Kali ini Pak Tanto Mendut ajak anak asuhnya “Centini Gunung” dan “Sendal Jepit” hadir mempersembahkan sajian di Mocopat Syafaat.
Kali ini Pak Tanto Mendut ajak anak asuhnya “Centini Gunung” dan “Sendal Jepit” hadir mempersembahkan sajian di Mocopat Syafaat.

Sosok Pak Tanto Mendut tentu tak asing bagi Jamaah Maiyah. Ia seniman sangat merdeka, struktur logikanya suka aneh dan mengejutkan atau kerap bikin lucu, tapi ia bukan seniman an sich. Ia menggerakkan masyarakat desa di kaki lima gunung di Magelang untuk berkarya, berkesenian, hidup berjiwa seni untuk memuliakan alam, dan ia lakukan semua itu tanpa pamrih.

Komunitas Lima Gunung adalah komunitas besar yang Ia ikut mengasuh, nuwani, dan mendorongnya terus-menerus untuk mencintai kehidupan melalui seni. Rutin mereka mengadakan festival kesenian. Sudah sejak lama Pak Tanto bersentuhan dengan Cak Nun dan Maiyah. Komunitas Lima Gunung pun beberapa kali diajak hadir dan tampil di Mocopat Syafaat, Kenduri Cinta, dan saat Ihtifal Maiyah di Jombang.

Saat Cak Nun membabar konsep Tadabbur dan Silmi, Pak Tanto merasa sangat cocok dan klop. Bahasa yang pas, Ia semacam mendapat eureka dengan dua terminologi itu. Dan ia merasa itu saja sudah cukup buat menjalani hidup, termasuk dalam berkesenian.

Tak hanya merintis, menjaga dan nguri-nguri, Pak Tanto juga melatih kader-kader baru atau mencari bentuk-bentuk baru. Malam ini persembahan “Centini Gunung” dan “Sandal Jepit” yang banyak anak-anak muda adalah generasi baru yang diasuh Pak Tanto. Malam ini mereka diajak Pak Tanto ke Mocopat Syafaat. Mereka hadirkan puisi, gerak, tari, musik, dan narasi-narasi yang dipungut dari realitas keseharian maupun realitas media sosial.

Jamaah dan para pemain Timnas U-19 menikmati penampilan mereka. Dan ketika sudah mau selesai, Cak Nun tak ingin mereka segera mengakhiri.

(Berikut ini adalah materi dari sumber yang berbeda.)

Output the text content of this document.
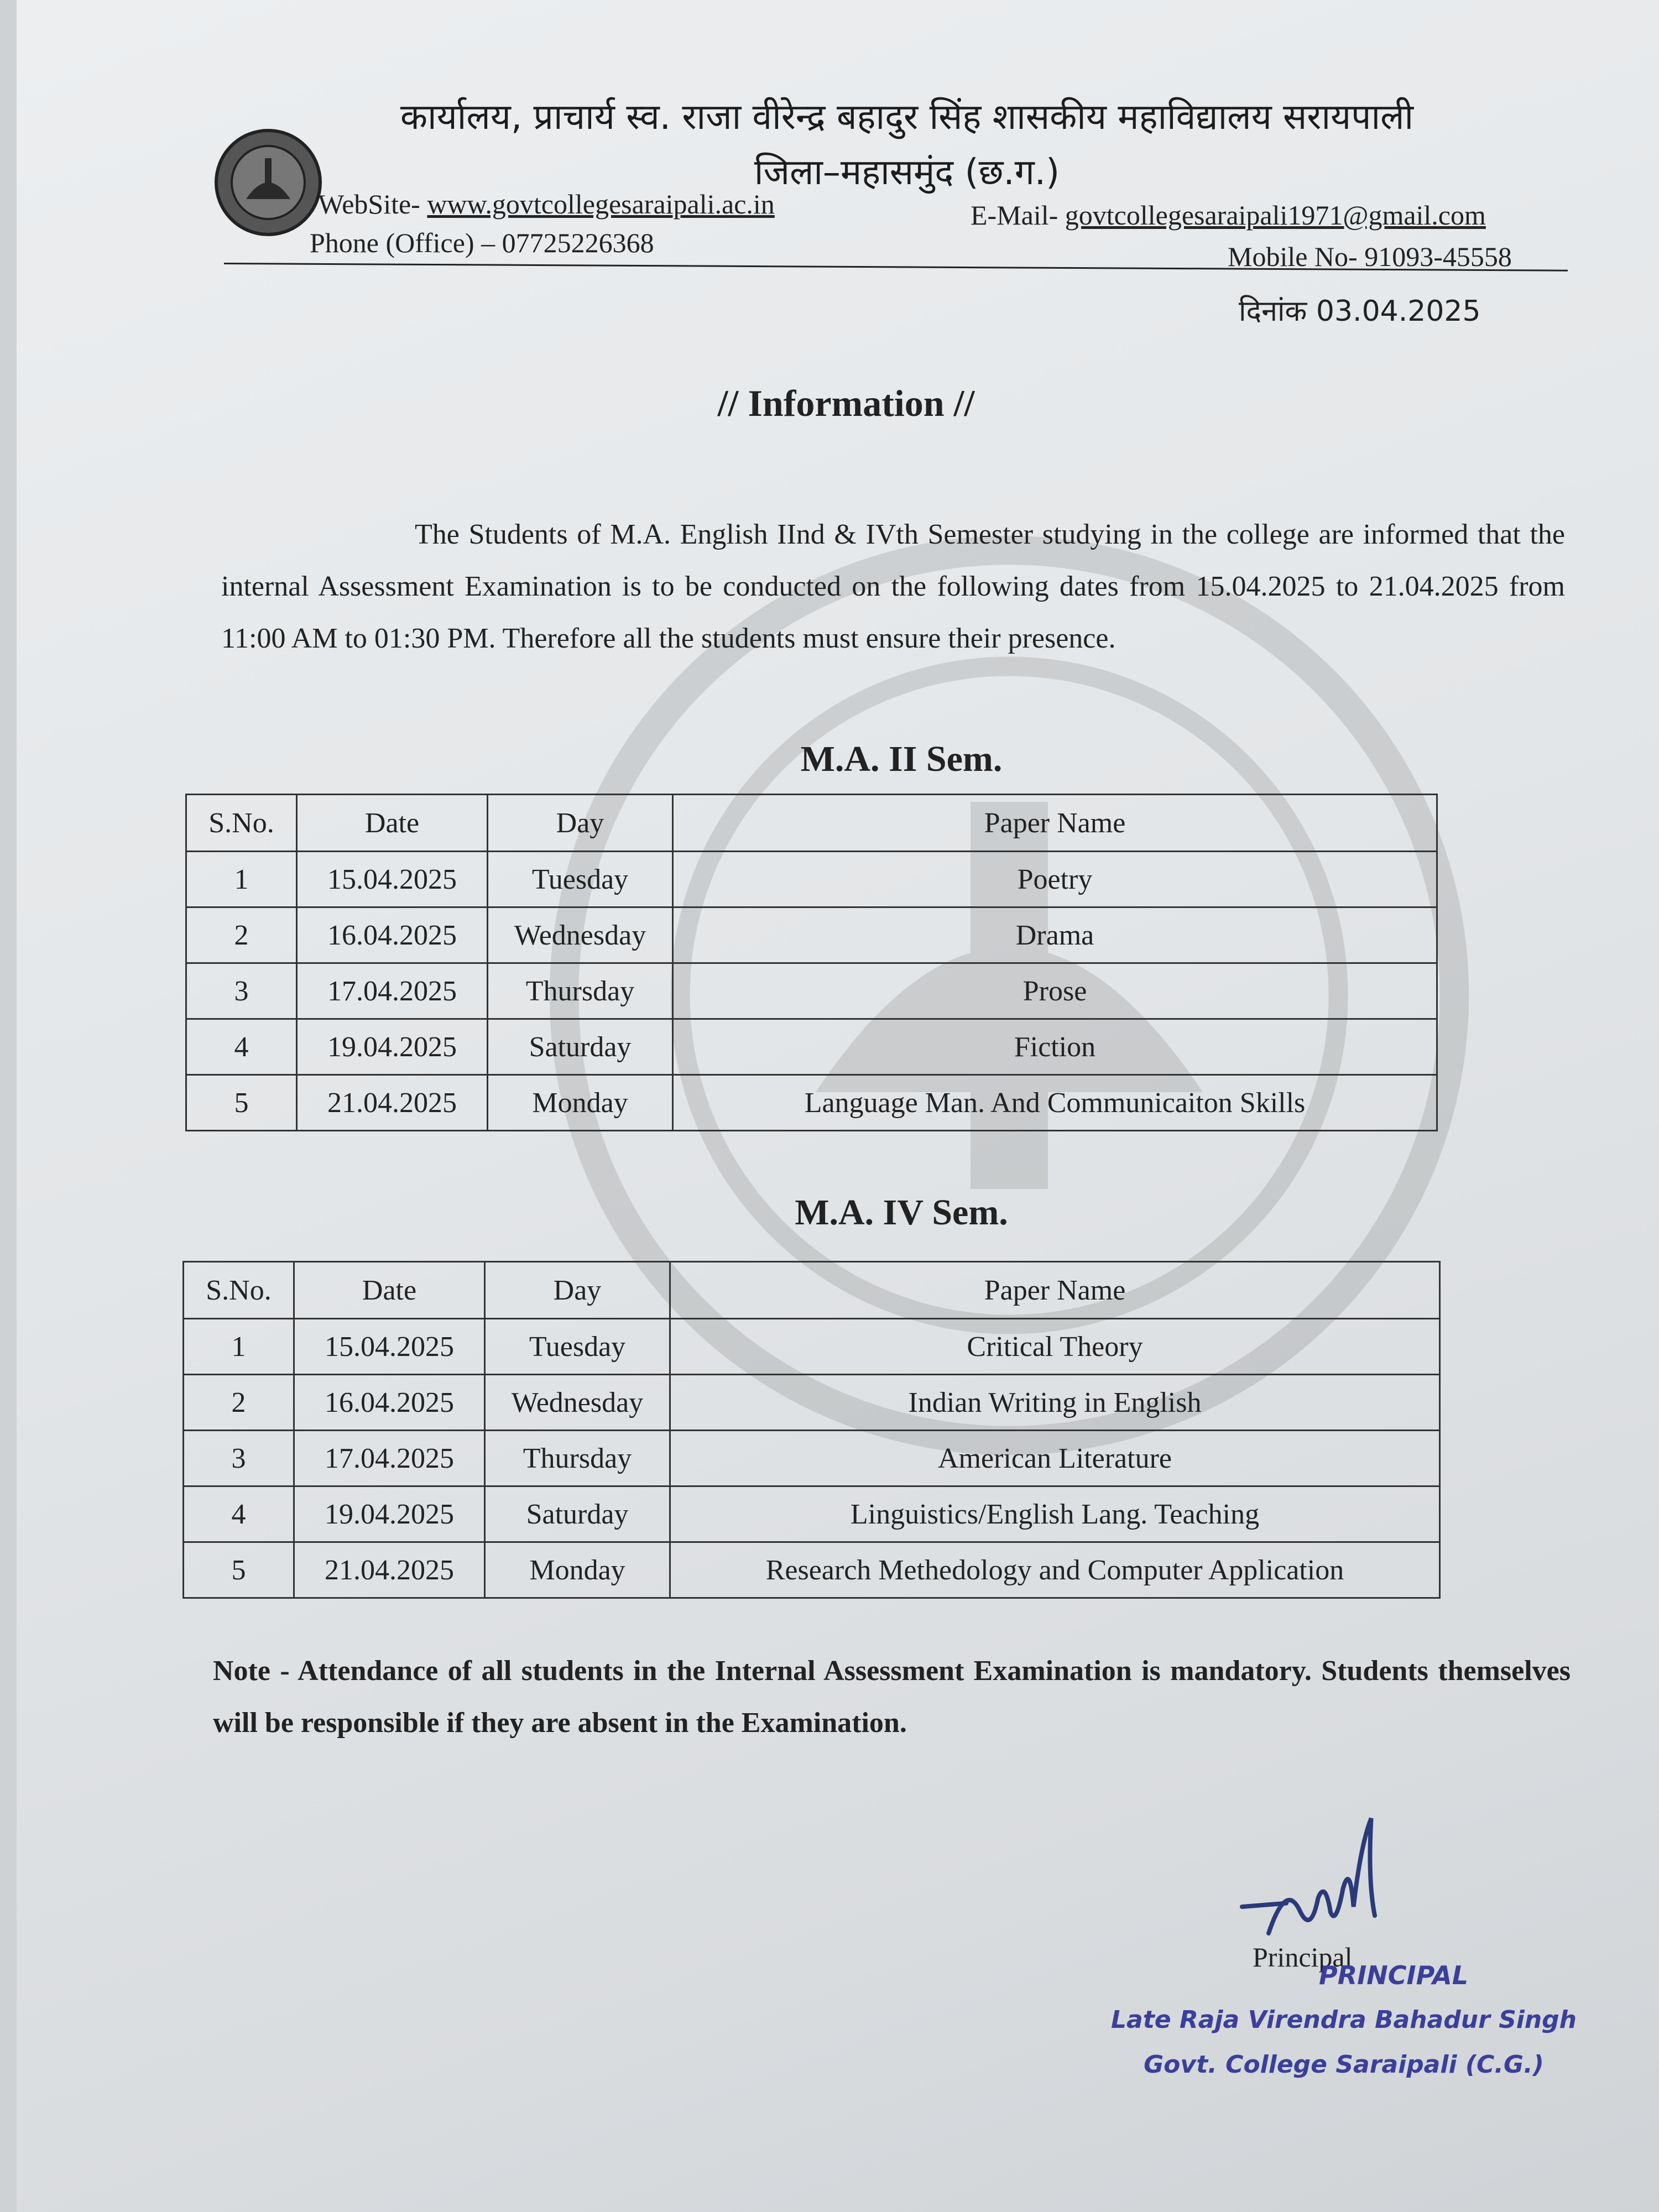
कार्यालय, प्राचार्य स्व. राजा वीरेन्द्र बहादुर सिंह शासकीय महाविद्यालय सरायपाली
जिला–महासमुंद (छ.ग.)
WebSite- www.govtcollegesaraipali.ac.in	E-Mail- govtcollegesaraipali1971@gmail.com
Phone (Office) – 07725226368	Mobile No- 91093-45558
दिनांक 03.04.2025
// Information //
The Students of M.A. English IInd & IVth Semester studying in the college are informed that the internal Assessment Examination is to be conducted on the following dates from 15.04.2025 to 21.04.2025 from 11:00 AM to 01:30 PM. Therefore all the students must ensure their presence.
M.A. II Sem.
S.No.	Date	Day	Paper Name
1	15.04.2025	Tuesday	Poetry
2	16.04.2025	Wednesday	Drama
3	17.04.2025	Thursday	Prose
4	19.04.2025	Saturday	Fiction
5	21.04.2025	Monday	Language Man. And Communicaiton Skills
M.A. IV Sem.
S.No.	Date	Day	Paper Name
1	15.04.2025	Tuesday	Critical Theory
2	16.04.2025	Wednesday	Indian Writing in English
3	17.04.2025	Thursday	American Literature
4	19.04.2025	Saturday	Linguistics/English Lang. Teaching
5	21.04.2025	Monday	Research Methedology and Computer Application
Note - Attendance of all students in the Internal Assessment Examination is mandatory. Students themselves will be responsible if they are absent in the Examination.
Principal
PRINCIPAL
Late Raja Virendra Bahadur Singh
Govt. College Saraipali (C.G.)
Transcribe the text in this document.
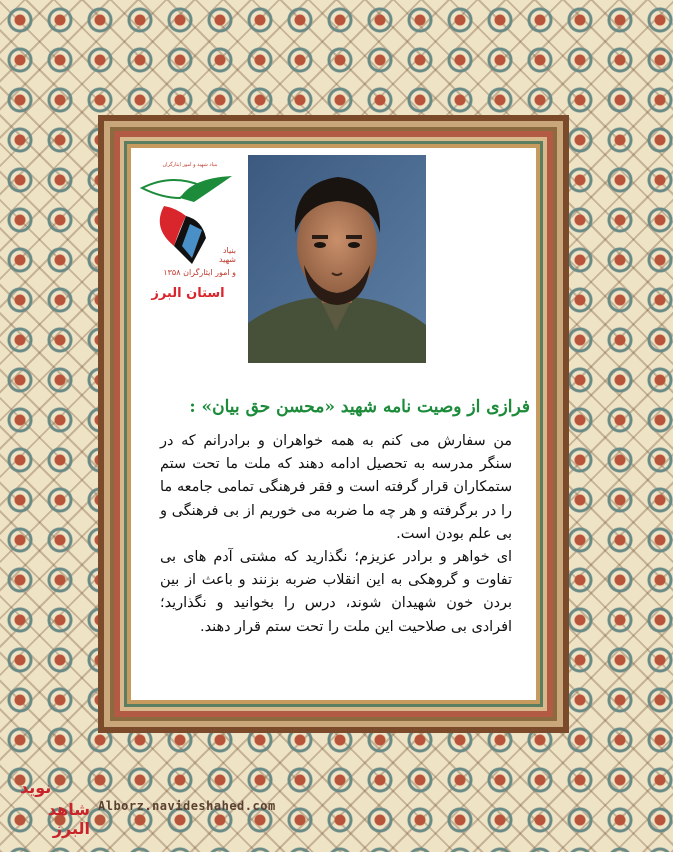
بنیاد شهید و امور ایثارگران
بنیاد
شهید
و امور ایثارگران ۱۳۵۸
استان البرز
فرازی از وصیت نامه شهید «محسن حق بیان» :

من سفارش می کنم به همه خواهران و برادرانم که در سنگر مدرسه به تحصیل ادامه دهند که ملت ما تحت ستم ستمکاران قرار گرفته است و فقر فرهنگی تمامی جامعه ما را در برگرفته و هر چه ما ضربه می خوریم از بی فرهنگی و بی علم بودن است.

ای خواهر و برادر عزیزم؛ نگذارید که مشتی آدم های بی تفاوت و گروهکی به این انقلاب ضربه بزنند و باعث از بین بردن خون شهیدان شوند، درس را بخوانید و نگذارید؛ افرادی بی صلاحیت این ملت را تحت ستم قرار دهند.

نوید
شاهد البرز
Alborz.navideshahed.com
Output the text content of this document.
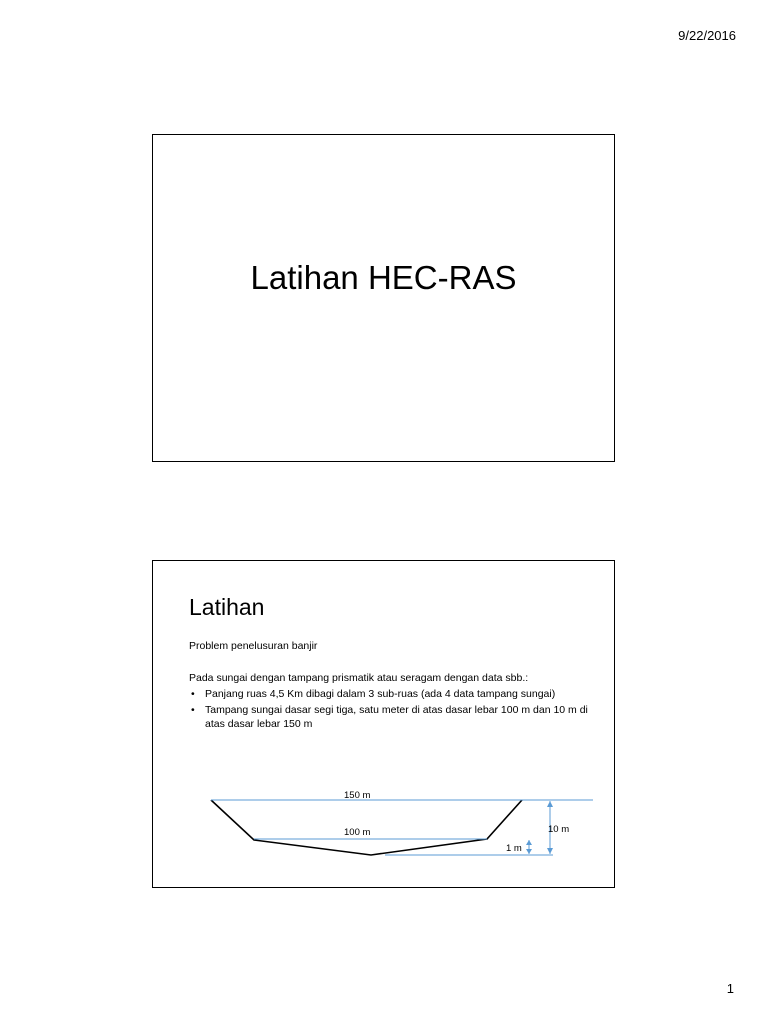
9/22/2016
Latihan HEC-RAS
Latihan

Problem penelusuran banjir

Pada sungai dengan tampang prismatik atau seragam dengan data sbb.:

• Panjang ruas 4,5 Km dibagi dalam 3 sub-ruas (ada 4 data tampang sungai)
• Tampang sungai dasar segi tiga, satu meter di atas dasar lebar 100 m dan 10 m di atas dasar lebar 150 m
150 m
100 m	10 m
1 m
1
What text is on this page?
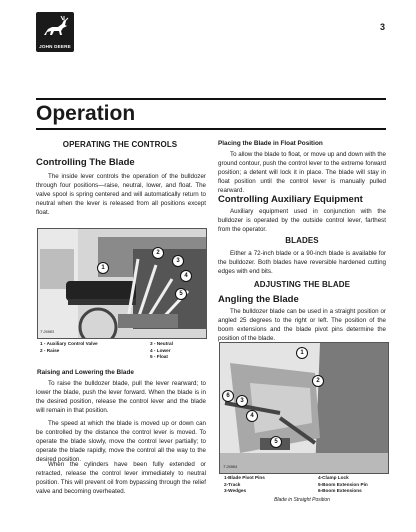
JOHN DEERE
3
Operation
OPERATING THE CONTROLS
Controlling The Blade

The inside lever controls the operation of the bulldozer through four positions—raise, neutral, lower, and float. The valve spool is spring centered and will automatically return to neutral when the lever is released from all positions except float.

T 26983
1 - Auxiliary Control Valve
2 - Raise
3 - Neutral
4 - Lower
5 - Float
Raising and Lowering the Blade

To raise the bulldozer blade, pull the lever rearward; to lower the blade, push the lever forward. When the blade is in the desired position, release the control lever and the blade will remain in that position.

The speed at which the blade is moved up or down can be controlled by the distance the control lever is moved. To operate the blade slowly, move the control lever partially; to operate the blade rapidly, move the control all the way to the desired position.

When the cylinders have been fully extended or retracted, release the control lever immediately to neutral position. This will prevent oil from bypassing through the relief valve and becoming overheated.

Placing the Blade in Float Position

To allow the blade to float, or move up and down with the ground contour, push the control lever to the extreme forward position; a detent will lock it in place. The blade will stay in float position until the control lever is manually pulled rearward.

Controlling Auxiliary Equipment

Auxiliary equipment used in conjunction with the bulldozer is operated by the outside control lever, farthest from the operator.

BLADES

Either a 72-inch blade or a 90-inch blade is available for the bulldozer. Both blades have reversible hardened cutting edges with end bits.

ADJUSTING THE BLADE
Angling the Blade

The bulldozer blade can be used in a straight position or angled 25 degrees to the right or left. The position of the boom extensions and the blade pivot pins determine the position of the blade.

T 26984
1-Blade Pivot Pins
2-Track
3-Wedges
4-Clamp Lock
5-Boom Extension Pin
6-Boom Extensions
Blade in Straight Position
1
2
3
4
5
1
2
3
4
5
6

Cak Nun ajak mereka tetap berdiri dan sebuah workshop kecil dipandukan buat mereka: olah ekspresi wajah, kemudian perlahan ditambah gerak tangan, lalu kaki dan seluruh tubuh.

Lalu perlahan dilibatkan irama musik. Kemudian masuklah lirik Gundul-Gundul Pacul, Cublak-Cublak Suweng dan Jamuran hingga akhirnya jadilah gerak dan lagu yang asyik. Tidak hanya sampai di situ, Cak Nun lantas membubuhkan pesan sederhana mengenai tempo, yakni tentang ngegas dan ngerem gerakan. Selaras dengan pentingnya ilmu ngegas dan ngerem dalam hidup.